O.K. - I'll tell you, since you're so interested.
It's tax.
Well, and Brexit, but I promised not to talk about that anymore.
Sorry.
The point, to which I was about to get before you interrupted, is that although we may reside in Jersey, we are certainly no tax exiles. This is, in fact, not only The Point, but a sore one to boot. What's made us so sensitive on the matter is that we've just been stiffed by the Jersey taxman.
Prior to That Whose Name Shall Remain Unspoken, our UK passports made the whole world our oyster. Well, Europe anyway. We could flit between Jersey, France, Spain, Portugal - anywhere in the EU - with impunity. Not now. Now we are limited to 90 days out of 180, and that is a right royal pain in the arse. To try to mitigate the effects of this, we decided to relocate from Jersey and make ourselves resident in a Schengen country before the transition period dribbled to an inconclusive end. We chose Portugal, on the grounds that we had contacts there, spoke the language (to a degree), knew the culture (to a lesser degree) and the authorities seemed intent on facilitating, indeed encouraging immigration. After managing to vault the customary obstacle course of bureaucratic hurdles, we succeeded in getting our Portuguese residencias. You can't, however, be resident in two different places at the same time - a sort of bureaucratic interpretation of the Pauli Exclusion Principle. So, when I filled in my state of the art, digital, online, Jersey 2020 tax return, I looked at the question "Were you resident in Jersey throughout the year in question?" and ticked the box marked 'no'.

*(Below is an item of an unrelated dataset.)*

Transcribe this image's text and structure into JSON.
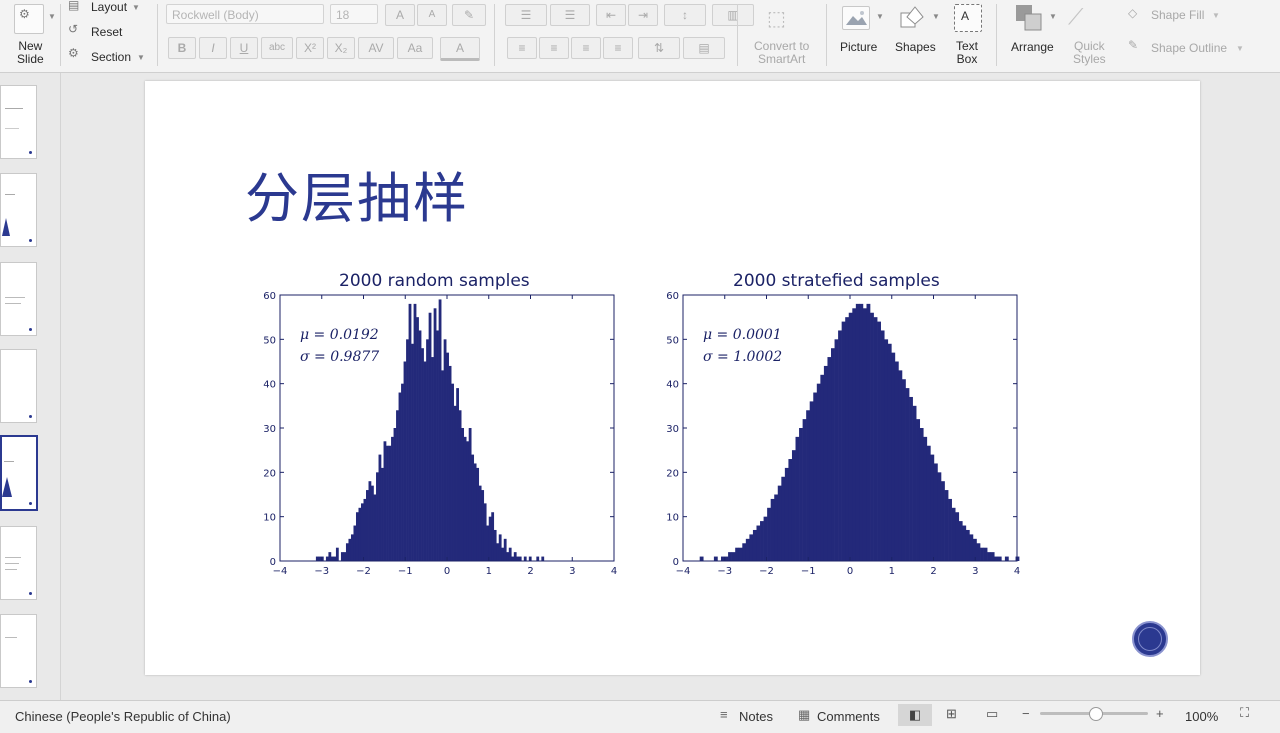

Several weeks later I received an electronic billet-doux containing our tax assessment. I casually flicked the file open, expecting the usual modest increase that had characterised earlier incarnations of this classic example of the official version of demanding money with menaces.
JESUS H. CHRIST!
HOW MUCH?!
It had more than doubled. How in the name of all that's holy did they manage to come up with that figure? Our pensions had increased by 0.9%. What possible justification could the grasping, avaricious bastards have for increasing our tax liability by 233% ?
Find out in the next, unedifying, instalment of 'Open Your Wallet', coming soon to a computer screen near you.
Footnotes:
(1) The locals rarely refer to the place as 'Jersey', but usually call it 'The Island' (mentally capitalised).
(2) Delightful, though probably apocryphal story:
Lecturer: " If Mr Jagger can't get no satisfaction, then he must, perforce, get some satisfaction. In English, two negatives will make a positive, but two positives will never make a negative."
Student at back: "Yeah, Right!"
(3) Well, actually, I didn't - Liz did. But I took the order.
(4) © Name & address withheld. I'm still awaiting his permission to publish his coruscating hatchet-job on the blog.